The machines upon which we impress the sheets we produce for the market—and we all know how costly they are in their infinite variety of improvements, for the earnings of the editor are swept away by the incessant, insatiable requirements of the pressmaker—this facile mechanism is not more changeable than the press itself, in its larger sense—and the one thing needful, first and last, is man. With all the changes, the intelligence of the printer and the personal force of the editor are indispensable.


WHITELAW REID.

EDITOR OF THE NEW YORK “TRIBUNE.”

HERE is an old adage which declares “fortune favors the brave.” This seems to be eminently true in the case of Whitelaw Reid, than whose life few in American literature are more inspiring to the ambitious but poor youth struggling upward for recognition among his fellow-men; for it was by dint of hard work, heroic energy and unflagging perseverance that he has worked himself from the ranks of obscurity to one of the most prominent and honorable positions in modern journalism.

Whitelaw Reid was born near Xenia, Ohio, October 27, 1837. The principle of industry was early inculcated in his life; and, besides doing his share in the work of the family, he found so much time for study that he graduated from the Miami University before he was twenty years of age and was actively engaged in journalism and politics before his majority,—making speeches in the Fremont campaign on the Republican side,—and was made editor of the “Xenian News” when only twenty-one years of age. When the Civil War began, he had attained such a reputation as a newspaper writer that the “Cincinnati Gazette” sent him to the field as its special correspondent. He made his headquarters at Washington, and his letters concerned not only the war, but dwelt as well on the current politics. These attracted attention by their thorough information and pungent style.
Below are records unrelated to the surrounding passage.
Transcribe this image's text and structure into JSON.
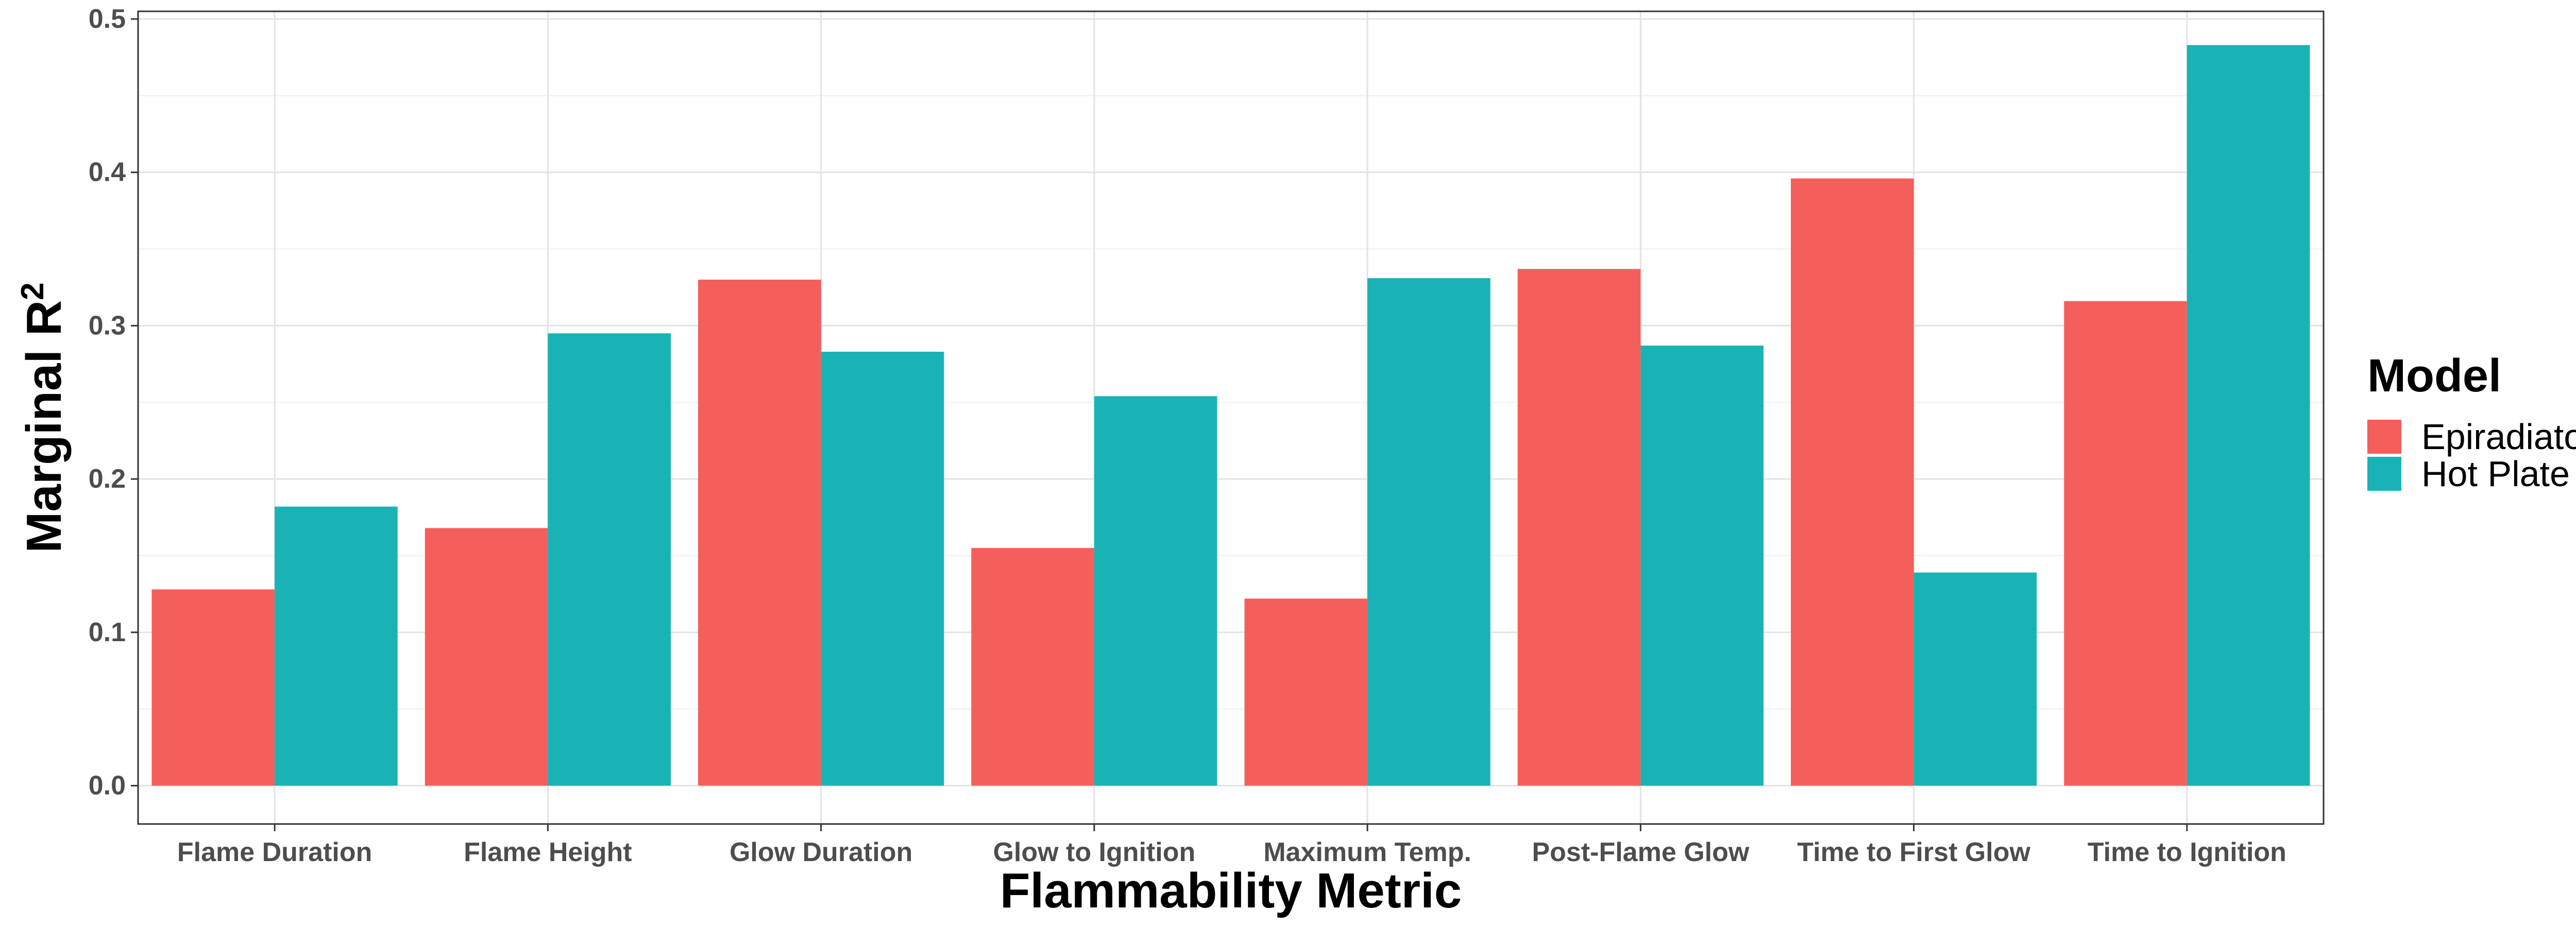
{
  "chart_data": {
    "type": "bar",
    "xlabel": "Flammability Metric",
    "ylabel": "Marginal R",
    "ylabel_superscript": "2",
    "ylim": [
      -0.025,
      0.505
    ],
    "yticks": [
      "0.0",
      "0.1",
      "0.2",
      "0.3",
      "0.4",
      "0.5"
    ],
    "grid": true,
    "legend": {
      "title": "Model",
      "position": "right"
    },
    "categories": [
      "Flame Duration",
      "Flame Height",
      "Glow Duration",
      "Glow to Ignition",
      "Maximum Temp.",
      "Post-Flame Glow",
      "Time to First Glow",
      "Time to Ignition"
    ],
    "series": [
      {
        "name": "Epiradiator",
        "color": "#F45F5B",
        "values": [
          0.128,
          0.168,
          0.33,
          0.155,
          0.122,
          0.337,
          0.396,
          0.316
        ]
      },
      {
        "name": "Hot Plate",
        "color": "#19B3B6",
        "values": [
          0.182,
          0.295,
          0.283,
          0.254,
          0.331,
          0.287,
          0.139,
          0.483
        ]
      }
    ]
  }
}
He made excursions to the army wherever there was prospect of active operation, was aide-de-camp to General Rosecrans and was present at the battles of Shiloh and Gettysburg. In 1863, he was elected Librarian of the House of Representatives at Washington, in which capacity he served until 1866. After the war, he engaged for one year in a cotton plantation in Louisiana and embodied the result of his observations in his first book entitled “After the War” (1867).